Written question – Artificial Intelligence in health care in the EU – E-002076/2025

Source: European Parliament

Question for written answer  E-002076/2025
to the Commission
Rule 144
Gerald Hauser (PfE)

With its ‘Artificial Intelligence in healthcare’ initiative, the Commission is actively encouraging the use of AI technologies in that sector[1]. The aim is to fundamentally transform health care in the EU. The Commission recommends the use of AI for, among other things, efficiently allocating health-care resources, solving key challenges in the health-care system, reducing costs, optimising administrative processes (e.g. appointment scheduling, electronic patient records), improving diagnoses and devising ‘personalised treatment plans’.

In terms of content, the Commission is largely drawing on the World Economic Forum’s (WEF) guidelines, which called for ‘automated triage processes’ as early as 2023. In Austria, it is already the case that certain diagnostic decisions and treatment approvals are no longer made by doctors but by AI systems.
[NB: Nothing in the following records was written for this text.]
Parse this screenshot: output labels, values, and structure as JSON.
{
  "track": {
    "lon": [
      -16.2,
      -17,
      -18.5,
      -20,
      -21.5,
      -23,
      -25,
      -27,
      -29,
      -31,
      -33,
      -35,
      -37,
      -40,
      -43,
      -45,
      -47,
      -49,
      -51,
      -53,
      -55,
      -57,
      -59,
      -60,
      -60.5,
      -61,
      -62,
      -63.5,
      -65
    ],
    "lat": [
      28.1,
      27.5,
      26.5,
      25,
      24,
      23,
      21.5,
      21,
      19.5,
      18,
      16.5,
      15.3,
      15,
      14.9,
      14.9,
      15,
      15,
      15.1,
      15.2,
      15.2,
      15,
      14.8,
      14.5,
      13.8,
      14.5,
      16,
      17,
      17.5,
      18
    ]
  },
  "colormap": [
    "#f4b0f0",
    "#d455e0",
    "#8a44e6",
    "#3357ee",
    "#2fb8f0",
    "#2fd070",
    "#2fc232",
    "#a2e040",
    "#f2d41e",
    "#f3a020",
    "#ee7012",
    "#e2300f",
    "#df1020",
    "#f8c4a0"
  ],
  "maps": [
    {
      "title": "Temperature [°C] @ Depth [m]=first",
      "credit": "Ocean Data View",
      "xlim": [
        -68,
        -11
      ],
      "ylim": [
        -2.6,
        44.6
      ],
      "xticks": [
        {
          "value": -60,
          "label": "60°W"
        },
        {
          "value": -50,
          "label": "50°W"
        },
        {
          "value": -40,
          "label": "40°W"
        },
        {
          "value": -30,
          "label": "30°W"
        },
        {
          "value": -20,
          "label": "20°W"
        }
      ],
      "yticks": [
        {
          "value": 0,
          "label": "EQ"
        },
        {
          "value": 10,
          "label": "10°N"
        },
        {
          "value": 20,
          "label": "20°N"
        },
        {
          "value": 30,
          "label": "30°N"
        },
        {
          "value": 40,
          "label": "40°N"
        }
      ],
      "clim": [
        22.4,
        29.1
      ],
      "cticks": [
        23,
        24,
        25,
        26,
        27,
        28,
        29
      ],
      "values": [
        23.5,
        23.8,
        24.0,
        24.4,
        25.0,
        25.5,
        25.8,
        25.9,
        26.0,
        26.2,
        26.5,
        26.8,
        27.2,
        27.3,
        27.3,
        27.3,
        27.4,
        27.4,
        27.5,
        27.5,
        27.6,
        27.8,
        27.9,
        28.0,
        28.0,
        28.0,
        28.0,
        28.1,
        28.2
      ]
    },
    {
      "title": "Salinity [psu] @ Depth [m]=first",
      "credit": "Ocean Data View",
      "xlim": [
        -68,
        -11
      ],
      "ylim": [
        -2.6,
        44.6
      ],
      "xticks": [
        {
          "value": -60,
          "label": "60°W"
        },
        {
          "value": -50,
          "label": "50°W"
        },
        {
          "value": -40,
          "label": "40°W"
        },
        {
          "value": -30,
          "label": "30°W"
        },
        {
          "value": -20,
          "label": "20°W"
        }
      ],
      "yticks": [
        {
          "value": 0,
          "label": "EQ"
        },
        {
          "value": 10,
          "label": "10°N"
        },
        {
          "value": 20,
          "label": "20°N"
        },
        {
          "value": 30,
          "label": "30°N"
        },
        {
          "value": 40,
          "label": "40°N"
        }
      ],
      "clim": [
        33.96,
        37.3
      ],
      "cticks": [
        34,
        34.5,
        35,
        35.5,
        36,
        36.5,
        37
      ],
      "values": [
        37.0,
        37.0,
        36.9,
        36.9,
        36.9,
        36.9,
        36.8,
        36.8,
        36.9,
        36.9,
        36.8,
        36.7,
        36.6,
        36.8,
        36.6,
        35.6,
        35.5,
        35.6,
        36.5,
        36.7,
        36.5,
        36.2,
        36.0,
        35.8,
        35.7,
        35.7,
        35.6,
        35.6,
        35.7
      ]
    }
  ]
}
  • 1.What is the legal basis for the use of artificial intelligence in healthcare in the EU?
  • 2.Who is liable for mistakes (such as the rejection of suitable diagnostic procedures, late treatment appointments, treatment errors or resulting damage to health or death) caused by the use of AI?
  • 3.Does the Commission fundamentally support the idea that it should no longer be doctors but AI systems that decide who receives what medical treatment or appointment, when, where and how – or indeed whether they receive any treatment at all?